Остальные приоры энергично закивали, а Данте только хмыкнул, прекрасно понимая мотивы такого решения. В последний день действия полномочий достаточно отложить заседание на завтра, чтобы любое нелегкое решение принимали уже новые приоры. Поэт смотрел на отмеченные печатью малодушия и нерадивости лица остальных приоров. Выделялся среди них лишь Лаппо. Да и то только тем, что его моральное разложение зашло так далеко, что он превратился в непристойную пародию на сатира. Впрочем, выбравшие его флорентийцы мало в чем от него отличались…
Вокруг дворца капитана народного ополчения[27] царило необычное оживление. Повсюду сновали вооруженные люди. Данте узнал командира одной из трех рот народного ополчения района Сан Пьеро и остановил его прямо на лестнице.
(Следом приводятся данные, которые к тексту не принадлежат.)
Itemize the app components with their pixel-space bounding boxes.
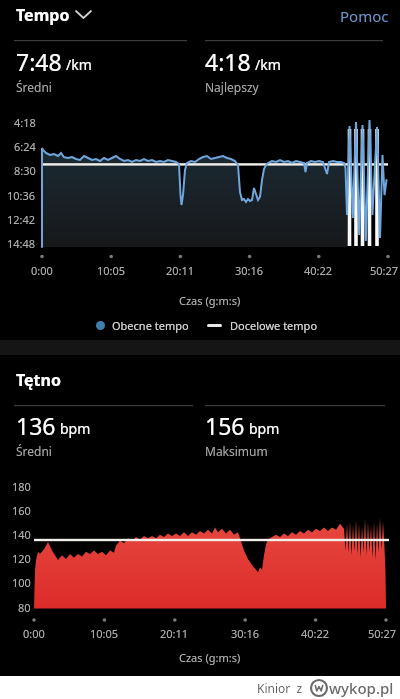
staticText: Kinior z [257, 680, 303, 696]
staticText: Średni [16, 443, 52, 459]
staticText: 180 [12, 479, 31, 494]
button[interactable]: Tempo [16, 4, 70, 26]
button[interactable] [76, 11, 91, 18]
staticText: Pomoc [340, 6, 389, 26]
staticText: 10:36 [7, 188, 36, 203]
staticText: 120 [12, 551, 31, 566]
staticText: Obecne tempo [112, 318, 189, 333]
staticText: 14:48 [7, 236, 36, 251]
button[interactable]: Tętno [16, 369, 61, 391]
staticText: 4:18 [205, 46, 251, 77]
staticText: Tempo [16, 4, 70, 26]
staticText: /km [66, 55, 92, 74]
staticText: Czas (g:m:s) [179, 293, 241, 308]
staticText: Średni [16, 79, 52, 95]
staticText: 40:22 [301, 626, 330, 641]
staticText: 140 [12, 527, 31, 542]
staticText: Tętno [16, 369, 61, 391]
staticText: 30:16 [231, 626, 260, 641]
staticText: Najlepszy [205, 79, 259, 95]
staticText: 80 [18, 600, 31, 615]
staticText: 30:16 [235, 263, 264, 278]
staticText: 100 [12, 575, 31, 590]
staticText: bpm [249, 419, 280, 438]
staticText: Maksimum [205, 443, 268, 459]
staticText: bpm [60, 419, 91, 438]
staticText: 0:00 [31, 263, 53, 278]
staticText: 50:27 [368, 626, 397, 641]
staticText: 0:00 [23, 626, 45, 641]
staticText: Docelowe tempo [230, 318, 318, 333]
staticText: 10:05 [97, 263, 126, 278]
staticText: 156 [205, 410, 245, 441]
staticText: 20:11 [166, 263, 195, 278]
staticText: /km [255, 55, 281, 74]
button[interactable]: Pomoc [340, 6, 389, 26]
staticText: 40:22 [304, 263, 333, 278]
staticText: 20:11 [160, 626, 189, 641]
staticText: 6:24 [14, 139, 36, 154]
staticText: 10:05 [90, 626, 119, 641]
staticText: 160 [12, 503, 31, 518]
staticText: 8:30 [14, 163, 36, 178]
staticText: 12:42 [7, 212, 36, 227]
staticText: Czas (g:m:s) [179, 650, 241, 665]
staticText: 7:48 [16, 46, 62, 77]
staticText: wykop.pl [329, 678, 394, 698]
staticText: 50:27 [370, 263, 399, 278]
staticText: 4:18 [14, 115, 36, 130]
staticText: 136 [16, 410, 56, 441]
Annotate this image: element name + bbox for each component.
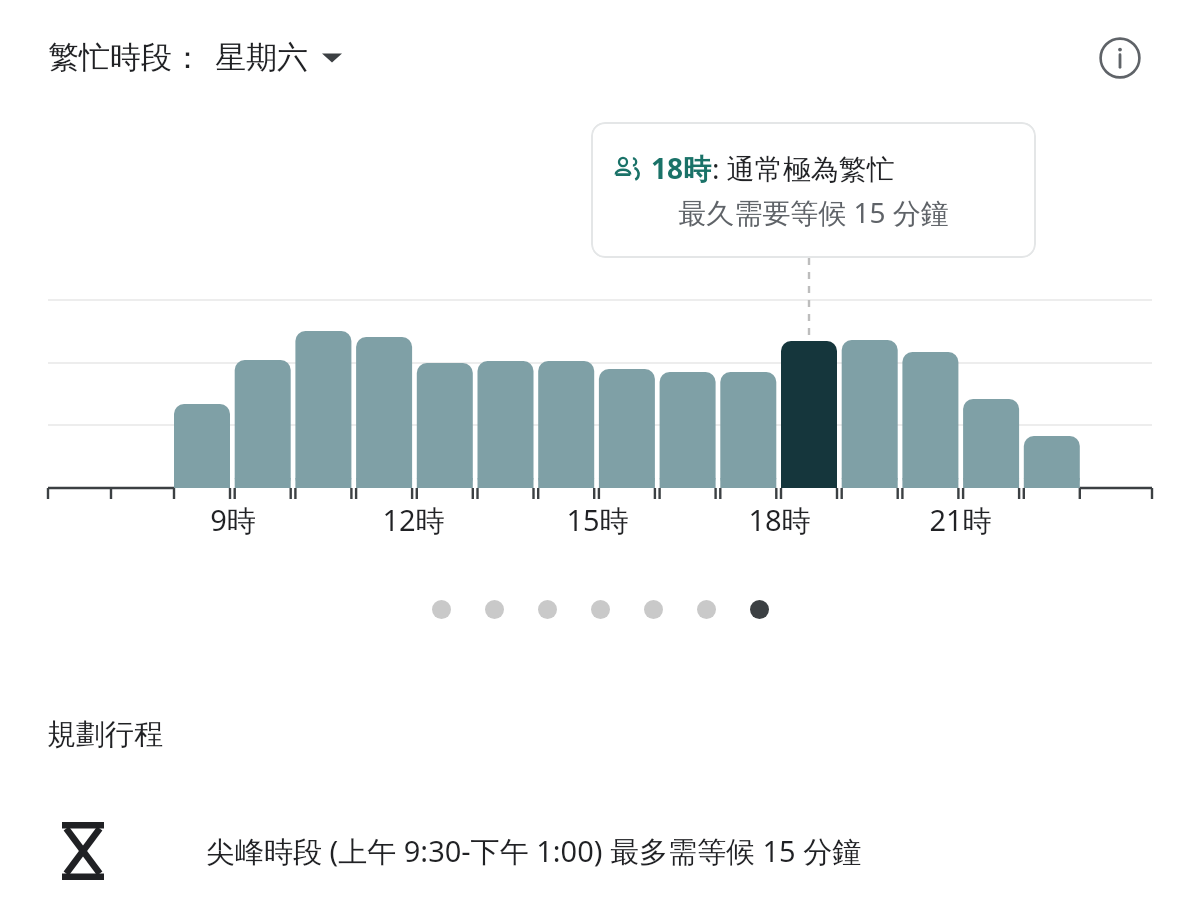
staticText: 規劃行程 [47,716,163,753]
button[interactable]: Page 6 [680,598,733,620]
button[interactable]: Page 1 [415,598,468,620]
staticText: 尖峰時段 (上午 9:30-下午 1:00) 最多需等候 15 分鐘 [206,831,862,871]
staticText: 9時 [210,500,256,540]
button[interactable]: 繁忙時段： [44,34,346,81]
other: Wait time [62,822,104,880]
button[interactable]: Page 7 [733,598,786,620]
staticText: : 通常極為繁忙 [712,149,895,187]
staticText: 18時 [748,500,811,540]
staticText: 21時 [929,500,992,540]
button[interactable]: 18時 [591,122,1036,258]
staticText: 12時 [382,500,445,540]
button[interactable]: Page 2 [468,598,521,620]
staticText: 最久需要等候 15 分鐘 [591,193,1036,231]
staticText: 星期六 [215,38,308,77]
button[interactable]: Information [1094,32,1146,84]
button[interactable]: Page 5 [627,598,680,620]
staticText: 繁忙時段： [48,38,203,77]
button[interactable]: Page 4 [574,598,627,620]
button[interactable]: Wait time [40,806,1160,896]
staticText: 18時 [651,149,712,187]
button[interactable]: Page 3 [521,598,574,620]
staticText: 15時 [566,500,629,540]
— Что случилось, мастер Менико?
— Стража на стенах заметила каких-то людей, идущих к городу по дороге на Прато. Нам приказали быть готовыми ко всему.
— А что это за люди?
— Не знаю. Может, пилигримы по пути в Рим, или скоморохи, или солдаты из отрядов, разбежавшихся в Имоле. Им там месяцами не платят, и они дезертируют, а потом идут к Апеннинам и грабят всех на своем пути. А еще больше боятся, — сказал Менико на ухо поэту, — что это шайки еретиков, появившихся у нас, чтобы опустошить всю Италию! Нам надо быть наготове!
— Шайки еретиков? Откуда же их так много?
— В Лангедоке, кажется, опять чума, — по-прежнему шептал Менико. — Там не обошлось без богомерзких катаров и евреев с их отравой. Опасаются, что некоторые из них уже пробрались во Флоренцию и готовят захват города своими сообщниками. А как нам им в этом помешать? Ворота постоянно открыты, и в город валит всякий сброд в надежде заработать.
Данте невольно кивнул головой, взглянув на царившую вокруг суматоху. Десятки неизвестных ему людей пихали друг друга из-за кусочка мостовой, чтобы выложить на ней свои товары, или слонялись без дела, в надежде, что судьба вдруг пошлет им какую-нибудь поживу. Еще несколько лет назад поэт знал по именам всех жителей своего квартала да и почти всех остальных граждан Флоренции. За последние же десять лет город невероятно разросся, непреодолимо притягивая к себе крестьян со всей Тосканы, и человеческое море давно уже выплеснулось за пределы старых стен.
— И это называют процветанием! — продолжал Менико. — А по-моему, это форменное безобразие. Мир стареет, а годы приносят лишь новые бедствия. Кругом хамство и разврат. Взгляните-ка на этих женщин!
С этими словами он показал пальцем на трех молодых особ, одетых в платья кричащих тонов с такими большими вырезами, что из них почти вываливалась грудь. Они похотливо подмигивали прохожим, пытаясь привлечь их внимание.
— Да еще несколько лет назад, при Джано делла Белла, их бросили бы в тюрьму за такие платья. А теперь!..
Данте молча кивнул. Он понимал, что жаловаться бесполезно, и хныканье Менико его только раздражало.
— А теперь мы дошли до того, что у нас появились и продажные мужчины!
— Содомиты?
— Да, мессир Данте. Эти гнусные развратники кишат в таверне у Чеккерино!
Поэт усмехнулся. Он уже не впервые слышал об этой таверне. А ведь она не единственная! Во Флоренции полно заведений, где тайком встречаются любители мужеложства, чтобы предаться своим противоестественным утехам.
— Говорят, Флоренция теперь славится в мире не только своими тканями, но и своими извращенцами!
— Но ведь они далеко не все флорентийцы! — возразил Менико. — У Чеккерино собираются в основном чужестранцы, которых у нас с каждым днем все больше и больше!
— И что же это за чужестранцы? — заинтересовался Данте. — Откуда они? И куда смотрит стража?
— Что вы хотите от стражи?! Да к дверям этой таверны противно даже подойти! — махнув рукой, вздохнул Менико. — Теперь туда приличные мужчины не ходят… Кроме того, наша стража побаивается тамошних завсегдатаев. Они же не все, как женщины. Там встречаются настоящие головорезы. Они же одним ударом прикончат быка! С такими опасно связываться!
Менико продолжал тараторить, проклиная и развратников, и тех, кто поощряет разврат, но Данте больше его не слушал.
Он чувствовал, что злодеяния совершили люди, прибывшие издалека. Флоренция стала для них театральными декорациями, в которых они начали разыгрывать спектакль, написанный в других краях.